The University of Nottingham has a strong research profile in various areas of gender history, with academics and research students working on gendered themes from medieval to contemporary periods and across a wide geographical spectrum. In recognition of this, members of the postgraduate community established a reading group and its research network, combined with inspiration from a swell in local feminist action in Nottingham, sparked the idea for a conference as a means of drawing attention to the strength of gender research in the Department of History. From the outset, the aim was to bring together researchers working on different periods and on a wide variety of themes in order to share approaches across traditional boundaries. We wanted to encourage postgraduates to attend, particularly those whose research is at an early stage, and to provide an experience of presenting in an informal and relaxed environment. This was aided by the offer of a postgraduate workshop the day after the main conference, funded by the History Workshop Journal.

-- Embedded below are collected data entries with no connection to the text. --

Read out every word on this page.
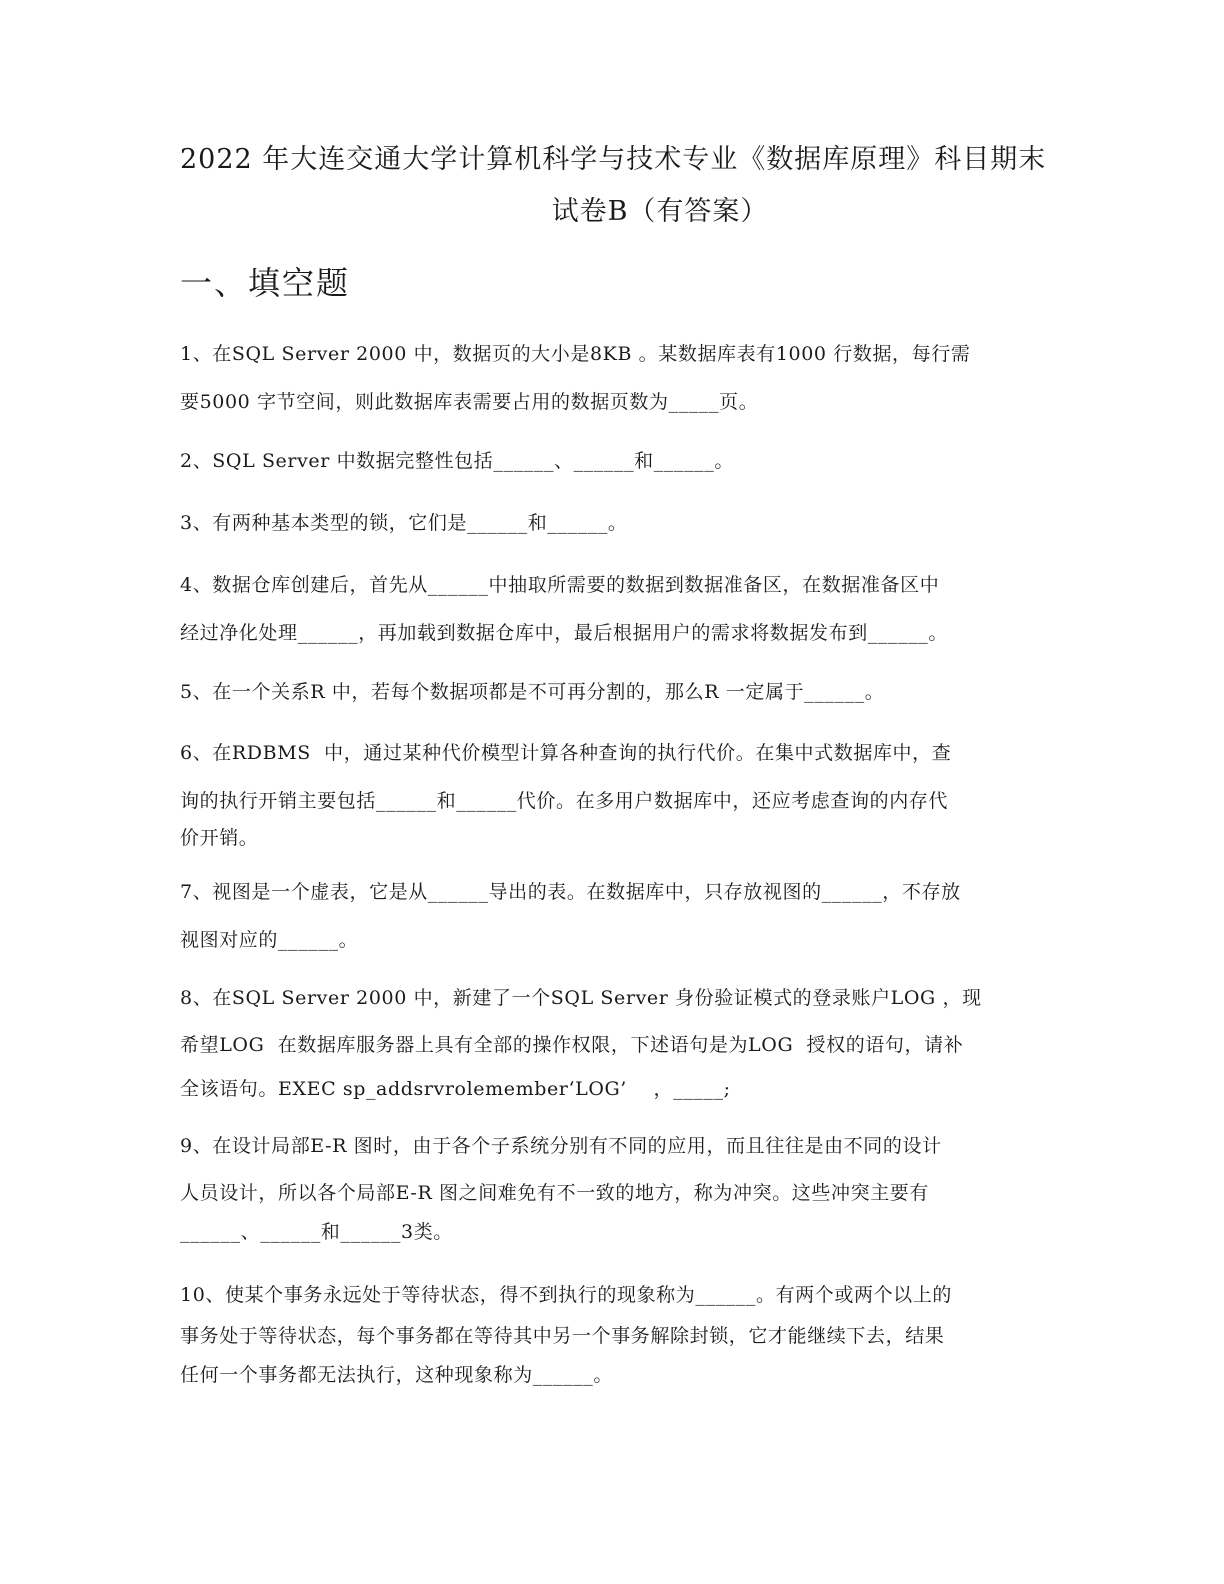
2022 年大连交通大学计算机科学与技术专业《数据库原理》科目期末
试卷B（有答案）
一、填空题
1、在SQL Server 2000 中，数据页的大小是8KB 。某数据库表有1000 行数据，每行需
要5000 字节空间，则此数据库表需要占用的数据页数为_____页。
2、SQL Server 中数据完整性包括______、______和______。
3、有两种基本类型的锁，它们是______和______。
4、数据仓库创建后，首先从______中抽取所需要的数据到数据准备区，在数据准备区中
经过净化处理______，再加载到数据仓库中，最后根据用户的需求将数据发布到______。
5、在一个关系R 中，若每个数据项都是不可再分割的，那么R 一定属于______。
6、在RDBMS  中，通过某种代价模型计算各种查询的执行代价。在集中式数据库中，查
询的执行开销主要包括______和______代价。在多用户数据库中，还应考虑查询的内存代
价开销。
7、视图是一个虚表，它是从______导出的表。在数据库中，只存放视图的______，不存放
视图对应的______。
8、在SQL Server 2000 中，新建了一个SQL Server 身份验证模式的登录账户LOG ，现
希望LOG  在数据库服务器上具有全部的操作权限，下述语句是为LOG  授权的语句，请补
全该语句。EXEC sp_addsrvrolemember‘LOG’    ，_____;
9、在设计局部E-R 图时，由于各个子系统分别有不同的应用，而且往往是由不同的设计
人员设计，所以各个局部E-R 图之间难免有不一致的地方，称为冲突。这些冲突主要有
______、______和______3类。
10、使某个事务永远处于等待状态，得不到执行的现象称为______。有两个或两个以上的
事务处于等待状态，每个事务都在等待其中另一个事务解除封锁，它才能继续下去，结果
任何一个事务都无法执行，这种现象称为______。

Drawing on our own research interests, and current historiographical developments, the theme we selected was gender and life-cycle. How did gender and life-cycle intersect in different periods and places and was their force consistent in different settings? We were thrilled to receive an impressive number of abstracts which allowed us to form parallel sessions with both postgraduate and early-career speakers from across the UK, as well as Ireland, Italy and Poland. Themes covered included: gendered life-cycles and work; the role of life-cycle in constructing gendered identities; familial experiences; the gendering of love and relationships; the female body; and growing up in modern Britain. The papers demonstrated the high quality of current research using elements of gender history, with subjects ranging from clerical marriage in Elizabethan England ( Anne Thompson, University of Warwick) to colonial masculinity in twentieth-century India ( Catherine Coombs, University of Leeds) and attitudes to teenage sexuality in contemporary America from Reagan to the second Bush administration ( Charlotte Jeffries, University of Oxford).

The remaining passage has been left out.